Um filme é um filme, diz, independentemente se ser documentário ou ficção. Temos muita vontade de arrumar tudo nessas gavetinhas. Isso a nós sempre nos interessou pouco. Trabalhamos sempre na fronteira entre as duas coisas, interessando-nos mais o processo e onde as personagens nos levavam do que no género. Até porque tinham vontade de sair dessa zona de conforto. De se por um pouco à prova.
Embarcam então nesta deriva de Djon África de Lisboa até cabo Verde, durante três meses e com diversos períodos, de acordo com uma narrativa definida por João Miller, embora com a colaboração de Pedro Pinho (e realizador de A Fábrica de Nada). Um certo caos descontrolado que trouxe uma certa magia á rodagem, explica-nos o realizador, com muito grogue à mistura, a bebida local, semelhante à poncha madeirense.
Apesar do desafio de marcar presença no IFF (International Roterdam Film festival), preparam já uma nova ficção, sem estar relacionada com Cabo Verde, mas com o norte do país. Depende do andamento dos projetos e dos financiamentos, explica a cineasta.
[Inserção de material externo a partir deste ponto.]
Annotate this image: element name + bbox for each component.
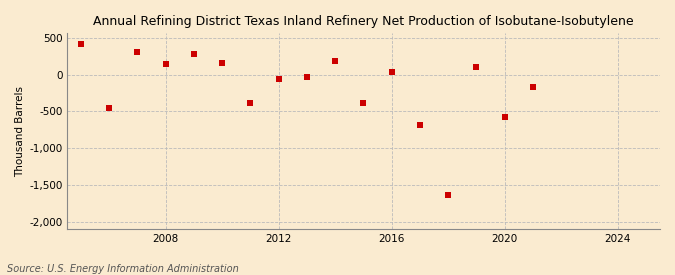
Point [188, 52, 199, 56]
Point [217, 60, 227, 65]
Point [527, 85, 538, 90]
Point [273, 77, 284, 82]
Point [386, 70, 397, 75]
Point [104, 106, 115, 111]
Point [471, 65, 482, 69]
Title: Annual Refining District Texas Inland Refinery Net Production of Isobutane-Isobu: Annual Refining District Texas Inland Re… [93, 15, 634, 28]
Text: Source: U.S. Energy Information Administration: Source: U.S. Energy Information Administ… [7, 264, 238, 274]
Point [245, 100, 256, 105]
Y-axis label: Thousand Barrels: Thousand Barrels [15, 86, 25, 177]
Point [414, 122, 425, 127]
Point [132, 50, 142, 54]
Point [329, 59, 340, 63]
Point [358, 101, 369, 106]
Point [76, 42, 86, 46]
Point [443, 193, 454, 198]
Point [160, 61, 171, 66]
Point [500, 115, 510, 120]
Point [302, 75, 313, 79]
Eu estou desejoso de fazer uma segunda longa metragem em ficção, confirma-nos João.
E porque não voltar de Roterdão com um prémio? Para nós era ótimo. É João quem o assume, embora Filipa comprove o entusiasmo com o olhar. O prémio tem de vir para alguém. Gostávamos muito, claro. Não pelo prémio em si, mas porque o que pode trazer ao filme.
Embaixada portuguesa em Roterdão
O festival de Roterdão está aí (de 24 de janeiro a 4 de fevereiro), con Djon África a juntar-se a diversas outras produções da Terratreme, como Tempo Comum, de Susana Nobre, na secção Bright Future, dedicada a jovens realizadores, Milla, de Veléria Massadian, A Fábrica de Nada, de Pedro Pinho e Tudo o Que Imagino, de Leonor Noivo. Para além destes, há ainda a considerar a curta Miragem Meus Putos, de Diogo Baldaia, para além de Fátima, de João Canijo, o documentário de Teresa Villaverde, O Termómetro de Galileu, sobre o cineasta italiano Tonino de Bernardi.